Молодежь – временное явление. Они оторвались и имеют свои представления о жизни. Ходят в «Пицца-хат», трахаются, танцуют. У них беспросветное будущее. В предчувствии этого невеста с зубами разводит на кухне если не цветы, то тараканов.

Русский – это человек, который слабее обстоятельств. Лаокоон – игрушечная забава по сравнению с русской жизнью. Но примешь стакан – змеи с шипом расползаются. Небеса светлеют. Над Россией встает солнце.

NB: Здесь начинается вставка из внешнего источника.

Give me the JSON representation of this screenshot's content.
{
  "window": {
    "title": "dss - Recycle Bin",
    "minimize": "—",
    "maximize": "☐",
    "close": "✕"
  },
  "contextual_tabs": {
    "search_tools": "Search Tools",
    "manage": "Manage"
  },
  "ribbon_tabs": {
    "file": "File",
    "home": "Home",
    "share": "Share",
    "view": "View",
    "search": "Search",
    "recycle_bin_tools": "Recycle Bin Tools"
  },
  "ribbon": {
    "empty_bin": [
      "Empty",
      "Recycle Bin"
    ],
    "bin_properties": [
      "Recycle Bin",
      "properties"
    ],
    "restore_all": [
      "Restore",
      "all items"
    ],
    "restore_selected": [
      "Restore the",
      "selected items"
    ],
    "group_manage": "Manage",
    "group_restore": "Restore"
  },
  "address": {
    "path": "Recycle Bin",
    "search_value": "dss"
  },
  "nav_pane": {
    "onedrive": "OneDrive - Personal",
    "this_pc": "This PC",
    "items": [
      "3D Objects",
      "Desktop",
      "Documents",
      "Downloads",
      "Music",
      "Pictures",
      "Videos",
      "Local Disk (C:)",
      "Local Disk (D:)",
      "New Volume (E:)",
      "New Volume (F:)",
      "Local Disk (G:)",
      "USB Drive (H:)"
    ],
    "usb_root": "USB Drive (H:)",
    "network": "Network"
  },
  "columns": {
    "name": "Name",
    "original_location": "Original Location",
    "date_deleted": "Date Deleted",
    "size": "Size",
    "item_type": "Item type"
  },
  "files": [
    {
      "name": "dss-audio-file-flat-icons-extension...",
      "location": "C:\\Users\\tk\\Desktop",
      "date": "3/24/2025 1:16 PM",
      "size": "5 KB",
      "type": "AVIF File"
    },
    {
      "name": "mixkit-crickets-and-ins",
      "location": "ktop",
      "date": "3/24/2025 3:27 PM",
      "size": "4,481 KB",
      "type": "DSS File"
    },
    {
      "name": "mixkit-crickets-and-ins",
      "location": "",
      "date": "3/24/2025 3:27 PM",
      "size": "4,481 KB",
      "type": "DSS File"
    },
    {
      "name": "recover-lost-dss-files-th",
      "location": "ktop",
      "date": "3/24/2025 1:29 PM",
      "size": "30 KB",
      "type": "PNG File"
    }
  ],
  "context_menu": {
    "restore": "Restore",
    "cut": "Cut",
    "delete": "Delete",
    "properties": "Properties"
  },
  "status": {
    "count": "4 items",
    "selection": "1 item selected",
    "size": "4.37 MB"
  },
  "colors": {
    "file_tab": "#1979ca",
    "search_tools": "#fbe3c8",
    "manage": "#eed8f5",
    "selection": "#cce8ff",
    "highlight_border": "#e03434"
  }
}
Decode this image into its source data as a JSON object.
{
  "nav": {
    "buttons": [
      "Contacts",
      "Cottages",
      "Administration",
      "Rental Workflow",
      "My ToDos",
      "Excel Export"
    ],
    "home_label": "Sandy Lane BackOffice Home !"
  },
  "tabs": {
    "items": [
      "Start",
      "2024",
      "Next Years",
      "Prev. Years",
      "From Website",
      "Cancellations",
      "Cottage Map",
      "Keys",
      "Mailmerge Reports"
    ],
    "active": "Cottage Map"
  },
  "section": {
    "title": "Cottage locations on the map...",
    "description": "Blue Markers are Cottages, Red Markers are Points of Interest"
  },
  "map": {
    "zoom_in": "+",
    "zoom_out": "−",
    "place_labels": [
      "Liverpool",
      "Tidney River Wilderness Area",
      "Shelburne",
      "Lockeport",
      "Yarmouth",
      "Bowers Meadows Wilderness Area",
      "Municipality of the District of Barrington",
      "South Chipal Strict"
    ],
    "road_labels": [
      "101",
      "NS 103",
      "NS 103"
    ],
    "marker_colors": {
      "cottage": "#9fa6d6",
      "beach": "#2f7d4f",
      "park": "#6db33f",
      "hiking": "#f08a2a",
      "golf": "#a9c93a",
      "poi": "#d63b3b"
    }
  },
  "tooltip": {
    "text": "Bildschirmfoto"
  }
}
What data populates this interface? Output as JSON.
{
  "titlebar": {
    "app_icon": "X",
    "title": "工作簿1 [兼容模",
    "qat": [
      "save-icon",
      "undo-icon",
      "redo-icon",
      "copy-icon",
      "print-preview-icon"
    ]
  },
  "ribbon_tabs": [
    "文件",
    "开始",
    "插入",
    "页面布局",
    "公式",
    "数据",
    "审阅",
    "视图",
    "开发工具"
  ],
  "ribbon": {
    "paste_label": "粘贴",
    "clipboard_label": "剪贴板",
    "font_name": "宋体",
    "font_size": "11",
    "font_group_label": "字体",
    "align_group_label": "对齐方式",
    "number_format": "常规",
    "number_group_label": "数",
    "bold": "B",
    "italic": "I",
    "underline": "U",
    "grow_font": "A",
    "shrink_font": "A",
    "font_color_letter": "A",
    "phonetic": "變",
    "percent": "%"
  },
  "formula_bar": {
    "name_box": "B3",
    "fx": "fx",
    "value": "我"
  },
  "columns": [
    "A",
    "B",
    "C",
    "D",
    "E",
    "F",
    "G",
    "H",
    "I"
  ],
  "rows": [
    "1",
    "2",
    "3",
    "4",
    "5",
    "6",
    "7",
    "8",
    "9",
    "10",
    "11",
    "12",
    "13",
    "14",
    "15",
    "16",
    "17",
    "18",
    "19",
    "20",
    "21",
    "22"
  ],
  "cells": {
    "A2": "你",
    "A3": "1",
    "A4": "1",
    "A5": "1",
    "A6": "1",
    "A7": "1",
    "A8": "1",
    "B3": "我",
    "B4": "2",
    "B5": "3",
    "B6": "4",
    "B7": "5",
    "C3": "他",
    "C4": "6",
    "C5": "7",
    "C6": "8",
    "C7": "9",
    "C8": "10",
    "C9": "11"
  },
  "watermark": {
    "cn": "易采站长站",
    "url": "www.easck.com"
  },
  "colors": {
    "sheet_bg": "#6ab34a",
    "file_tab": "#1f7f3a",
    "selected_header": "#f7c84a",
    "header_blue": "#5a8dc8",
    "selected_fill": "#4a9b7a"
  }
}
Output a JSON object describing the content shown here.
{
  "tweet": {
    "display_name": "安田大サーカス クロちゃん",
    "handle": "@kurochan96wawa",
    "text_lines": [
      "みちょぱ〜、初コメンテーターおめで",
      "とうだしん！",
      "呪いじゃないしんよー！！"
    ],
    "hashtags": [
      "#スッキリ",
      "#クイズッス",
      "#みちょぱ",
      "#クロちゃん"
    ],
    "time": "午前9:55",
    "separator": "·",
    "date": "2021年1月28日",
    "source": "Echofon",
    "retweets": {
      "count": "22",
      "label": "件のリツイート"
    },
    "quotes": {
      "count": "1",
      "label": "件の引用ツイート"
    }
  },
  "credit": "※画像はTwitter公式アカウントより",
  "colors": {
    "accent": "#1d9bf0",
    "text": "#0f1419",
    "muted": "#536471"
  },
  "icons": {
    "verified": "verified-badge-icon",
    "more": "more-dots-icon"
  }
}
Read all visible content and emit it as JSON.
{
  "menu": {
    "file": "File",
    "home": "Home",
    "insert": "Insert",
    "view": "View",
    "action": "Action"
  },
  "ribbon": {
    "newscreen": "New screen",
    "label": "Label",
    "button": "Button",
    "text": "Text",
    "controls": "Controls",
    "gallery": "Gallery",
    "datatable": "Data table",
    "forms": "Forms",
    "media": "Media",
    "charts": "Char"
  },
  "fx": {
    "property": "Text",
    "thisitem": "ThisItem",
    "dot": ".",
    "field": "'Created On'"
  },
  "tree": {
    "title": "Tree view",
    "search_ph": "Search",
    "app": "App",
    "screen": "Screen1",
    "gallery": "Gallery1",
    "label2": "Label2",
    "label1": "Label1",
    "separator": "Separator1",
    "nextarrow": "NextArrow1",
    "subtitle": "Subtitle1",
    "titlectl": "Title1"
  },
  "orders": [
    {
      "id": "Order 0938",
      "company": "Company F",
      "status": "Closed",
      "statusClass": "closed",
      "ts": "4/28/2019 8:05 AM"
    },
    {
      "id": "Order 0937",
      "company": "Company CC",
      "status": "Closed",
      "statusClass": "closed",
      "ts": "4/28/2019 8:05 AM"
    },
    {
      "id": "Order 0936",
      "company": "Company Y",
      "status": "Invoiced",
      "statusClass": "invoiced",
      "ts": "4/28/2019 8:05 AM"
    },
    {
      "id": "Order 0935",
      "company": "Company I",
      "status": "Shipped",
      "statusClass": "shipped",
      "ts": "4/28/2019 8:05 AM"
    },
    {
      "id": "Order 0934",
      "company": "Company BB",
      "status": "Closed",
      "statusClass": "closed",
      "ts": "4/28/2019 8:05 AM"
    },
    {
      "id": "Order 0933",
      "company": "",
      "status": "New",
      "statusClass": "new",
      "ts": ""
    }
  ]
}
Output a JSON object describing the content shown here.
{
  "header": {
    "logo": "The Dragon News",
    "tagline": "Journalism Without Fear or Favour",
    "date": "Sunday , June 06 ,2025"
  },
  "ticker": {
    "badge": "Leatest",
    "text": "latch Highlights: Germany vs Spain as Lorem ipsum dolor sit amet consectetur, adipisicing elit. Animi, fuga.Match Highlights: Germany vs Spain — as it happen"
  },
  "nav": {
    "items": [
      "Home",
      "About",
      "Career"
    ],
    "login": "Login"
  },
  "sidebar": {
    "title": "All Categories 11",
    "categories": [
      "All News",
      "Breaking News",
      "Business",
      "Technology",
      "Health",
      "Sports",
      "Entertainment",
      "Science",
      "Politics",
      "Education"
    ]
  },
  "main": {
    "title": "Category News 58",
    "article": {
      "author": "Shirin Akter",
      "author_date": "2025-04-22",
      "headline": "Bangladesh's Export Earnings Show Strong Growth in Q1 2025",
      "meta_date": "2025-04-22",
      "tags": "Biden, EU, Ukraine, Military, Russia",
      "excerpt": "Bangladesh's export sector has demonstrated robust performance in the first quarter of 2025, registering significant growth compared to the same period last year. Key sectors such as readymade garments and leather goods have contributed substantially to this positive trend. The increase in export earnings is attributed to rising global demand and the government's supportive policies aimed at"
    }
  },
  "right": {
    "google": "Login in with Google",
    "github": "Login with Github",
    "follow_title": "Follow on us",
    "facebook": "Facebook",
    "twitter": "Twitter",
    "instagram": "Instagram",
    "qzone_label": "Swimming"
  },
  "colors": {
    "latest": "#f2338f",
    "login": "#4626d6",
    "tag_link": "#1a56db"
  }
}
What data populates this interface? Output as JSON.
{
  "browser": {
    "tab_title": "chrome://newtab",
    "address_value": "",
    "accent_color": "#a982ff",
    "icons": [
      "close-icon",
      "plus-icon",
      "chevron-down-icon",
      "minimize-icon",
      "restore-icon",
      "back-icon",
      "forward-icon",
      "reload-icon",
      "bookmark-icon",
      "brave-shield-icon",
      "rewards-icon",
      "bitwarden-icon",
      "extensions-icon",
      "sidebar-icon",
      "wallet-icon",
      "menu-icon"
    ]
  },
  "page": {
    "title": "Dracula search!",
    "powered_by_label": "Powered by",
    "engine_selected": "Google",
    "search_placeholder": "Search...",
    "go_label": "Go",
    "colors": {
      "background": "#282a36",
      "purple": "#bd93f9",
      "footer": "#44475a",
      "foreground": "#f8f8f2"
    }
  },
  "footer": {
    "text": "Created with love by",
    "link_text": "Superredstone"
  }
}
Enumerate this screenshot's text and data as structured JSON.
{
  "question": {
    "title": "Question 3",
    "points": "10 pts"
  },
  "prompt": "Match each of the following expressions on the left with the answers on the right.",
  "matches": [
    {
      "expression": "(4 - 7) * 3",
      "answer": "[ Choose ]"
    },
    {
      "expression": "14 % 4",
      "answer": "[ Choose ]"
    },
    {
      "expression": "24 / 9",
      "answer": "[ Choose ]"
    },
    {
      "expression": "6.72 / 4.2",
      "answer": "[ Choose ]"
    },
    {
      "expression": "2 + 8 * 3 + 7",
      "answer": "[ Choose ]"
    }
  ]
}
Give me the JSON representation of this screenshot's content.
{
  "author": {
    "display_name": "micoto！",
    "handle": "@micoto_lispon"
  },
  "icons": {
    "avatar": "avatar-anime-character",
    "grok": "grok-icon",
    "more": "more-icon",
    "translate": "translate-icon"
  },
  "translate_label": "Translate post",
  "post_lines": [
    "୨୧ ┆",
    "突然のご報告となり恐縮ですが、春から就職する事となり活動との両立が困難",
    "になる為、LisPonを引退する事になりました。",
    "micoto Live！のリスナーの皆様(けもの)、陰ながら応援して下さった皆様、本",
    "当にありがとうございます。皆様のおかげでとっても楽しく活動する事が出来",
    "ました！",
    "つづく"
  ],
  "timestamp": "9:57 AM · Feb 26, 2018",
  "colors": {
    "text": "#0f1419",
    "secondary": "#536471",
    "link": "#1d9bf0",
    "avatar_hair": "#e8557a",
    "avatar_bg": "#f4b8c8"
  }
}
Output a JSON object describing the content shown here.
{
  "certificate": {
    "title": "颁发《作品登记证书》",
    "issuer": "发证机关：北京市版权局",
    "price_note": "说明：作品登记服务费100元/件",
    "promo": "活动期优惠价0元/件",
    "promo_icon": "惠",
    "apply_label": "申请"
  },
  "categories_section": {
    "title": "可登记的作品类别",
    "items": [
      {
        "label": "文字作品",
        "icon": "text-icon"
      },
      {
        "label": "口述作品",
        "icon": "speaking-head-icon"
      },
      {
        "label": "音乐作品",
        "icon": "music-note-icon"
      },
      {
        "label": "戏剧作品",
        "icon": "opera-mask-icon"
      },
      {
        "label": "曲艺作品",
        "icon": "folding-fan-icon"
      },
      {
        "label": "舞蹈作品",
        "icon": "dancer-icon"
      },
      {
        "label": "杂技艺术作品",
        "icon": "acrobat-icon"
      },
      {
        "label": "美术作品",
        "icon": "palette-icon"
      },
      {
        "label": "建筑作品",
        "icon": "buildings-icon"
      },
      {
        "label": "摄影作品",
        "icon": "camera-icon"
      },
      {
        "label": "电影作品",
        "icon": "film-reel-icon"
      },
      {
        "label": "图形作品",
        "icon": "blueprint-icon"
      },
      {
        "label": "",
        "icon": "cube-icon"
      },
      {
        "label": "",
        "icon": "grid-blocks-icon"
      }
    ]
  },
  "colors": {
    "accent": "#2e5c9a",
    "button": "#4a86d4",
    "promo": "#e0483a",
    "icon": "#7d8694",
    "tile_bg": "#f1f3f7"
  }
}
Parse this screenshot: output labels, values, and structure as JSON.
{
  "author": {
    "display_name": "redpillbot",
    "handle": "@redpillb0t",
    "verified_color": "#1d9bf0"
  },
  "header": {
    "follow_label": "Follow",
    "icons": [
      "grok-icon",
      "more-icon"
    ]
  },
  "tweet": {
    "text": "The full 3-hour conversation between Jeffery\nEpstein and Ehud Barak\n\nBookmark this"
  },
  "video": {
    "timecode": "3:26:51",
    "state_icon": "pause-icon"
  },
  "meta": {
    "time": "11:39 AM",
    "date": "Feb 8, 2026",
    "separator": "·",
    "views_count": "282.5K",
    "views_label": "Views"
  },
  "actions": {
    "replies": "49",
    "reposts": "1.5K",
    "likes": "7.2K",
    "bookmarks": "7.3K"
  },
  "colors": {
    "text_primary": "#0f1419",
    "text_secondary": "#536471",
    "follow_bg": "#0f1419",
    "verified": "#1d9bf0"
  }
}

Нормальное состояние русского – пьяное. Пьянство ему идет. Неуклюжесть становится шиком. Косноязычие – поэмой. Песни – гимнами. Оборванство – жизненным стилем. Стоит русскому стать пьяным, как он приобретает черты неземной элегантности. Если присмотреться к фотографиям пьяных баб, которые вывешиваются на витрине перед вытрезвителем, поражаешься силе чувств, отразившихся в телах и лицах. Призывный распад плоти стоит работы могильных червей. Это посильнее Микеланджело. Это очищенное видение Судного дня. Есть ангелы, под видом алкоголиков их сюда засылает Бог проверить, кто есть кто. Проверка водкой – русский Страшный суд. Потеря человеческого облика бесценна. Это полнейшая обнаженность, как после смерти, перед Богом: «Вот я такой и больше никакой». Не прошел испытание – живи вечной смертью.

Что было раньше: Россия или водка? Вопрос теологически некорректен. Потому в России нет и не должно быть культуры пьянства, что есть метафизика, презирающая латинское отношение к вину, баварские пивные выкрутасы, но ценящая строгий набор ритуальных предметов: стакан, пол-литра, огурец.

Русский выпрямляется, расправляет плечи, если он православный, то крестится, и, став благообразным, как никогда, он выпивает. Картины мира сменяются с каждой рюмкой. Выпивание – не линейный путь, а смена измерений. Русский проходит и познает состояния: от беспочвенного оживления, шумного веселья, похоти, счастья, войны, тоски, кручины до пребывания в русской нирване, которая в силу несравненности не знает словесного выражения.